## Step 1: Define the symbolic variables
Let's define the symbolic variables for the problem:
- $x_1$ represents the number of phones produced
- $x_2$ represents the number of laptops produced

## Step 2: Formulate the objective function
The profit per phone is $300 and the profit per laptop is $500. The objective function to maximize the company's profit is:
\[ \text{Maximize:} \quad 300x_1 + 500x_2 \]

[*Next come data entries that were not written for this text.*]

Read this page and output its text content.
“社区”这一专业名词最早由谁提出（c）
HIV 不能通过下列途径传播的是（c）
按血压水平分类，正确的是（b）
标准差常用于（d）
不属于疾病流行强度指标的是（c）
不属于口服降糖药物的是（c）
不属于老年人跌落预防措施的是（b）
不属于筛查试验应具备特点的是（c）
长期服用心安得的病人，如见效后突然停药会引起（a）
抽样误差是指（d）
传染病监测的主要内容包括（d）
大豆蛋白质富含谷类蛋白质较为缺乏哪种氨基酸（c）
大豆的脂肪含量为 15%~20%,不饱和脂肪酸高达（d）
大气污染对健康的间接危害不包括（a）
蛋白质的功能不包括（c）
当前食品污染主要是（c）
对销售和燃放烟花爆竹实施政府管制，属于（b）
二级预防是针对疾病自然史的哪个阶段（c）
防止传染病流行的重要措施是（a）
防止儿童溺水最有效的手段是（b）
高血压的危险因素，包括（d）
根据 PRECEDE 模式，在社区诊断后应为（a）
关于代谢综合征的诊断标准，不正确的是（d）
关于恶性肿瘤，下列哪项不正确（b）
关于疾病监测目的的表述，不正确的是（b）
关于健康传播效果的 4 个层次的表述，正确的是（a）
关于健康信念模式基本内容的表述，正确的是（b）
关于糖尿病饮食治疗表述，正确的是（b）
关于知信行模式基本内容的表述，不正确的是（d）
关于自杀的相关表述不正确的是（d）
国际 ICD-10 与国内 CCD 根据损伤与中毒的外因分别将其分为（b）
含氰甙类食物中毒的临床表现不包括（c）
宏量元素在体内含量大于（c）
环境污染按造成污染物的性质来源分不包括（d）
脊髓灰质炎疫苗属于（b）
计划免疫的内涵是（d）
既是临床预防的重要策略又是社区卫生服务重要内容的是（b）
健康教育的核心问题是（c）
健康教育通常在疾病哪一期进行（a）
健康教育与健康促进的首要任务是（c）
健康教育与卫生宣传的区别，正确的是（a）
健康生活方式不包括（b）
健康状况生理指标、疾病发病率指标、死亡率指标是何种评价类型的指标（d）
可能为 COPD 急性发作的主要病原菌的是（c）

## 3: Define the constraints
1. Silicon chip availability: Each phone requires 2 silicon chips, and each laptop requires 4 silicon chips. The company can buy 200 silicon chips per week.
\[ 2x_1 + 4x_2 \leq 200 \]
2. Engineering time availability: Each phone requires 5 hours, and each laptop requires 6 hours. The company has 250 hours available.
\[ 5x_1 + 6x_2 \leq 250 \]
3. Assembly time availability: Each phone requires 3 hours, and each laptop requires 1 hour. The company has 300 hours available.
\[ 3x_1 + x_2 \leq 300 \]
4. Minimum production requirements: The company wants to produce at least 30 units of phones and at least 30 units of laptops.
\[ x_1 \geq 30 \]
\[ x_2 \geq 30 \]
5. Non-negativity constraints: The number of phones and laptops produced cannot be negative.
\[ x_1 \geq 0 \]
\[ x_2 \geq 0 \]
However, since $x_1 \geq 30$ and $x_2 \geq 30$ already imply $x_1, x_2 \geq 0$, the non-negativity constraints are implicitly satisfied.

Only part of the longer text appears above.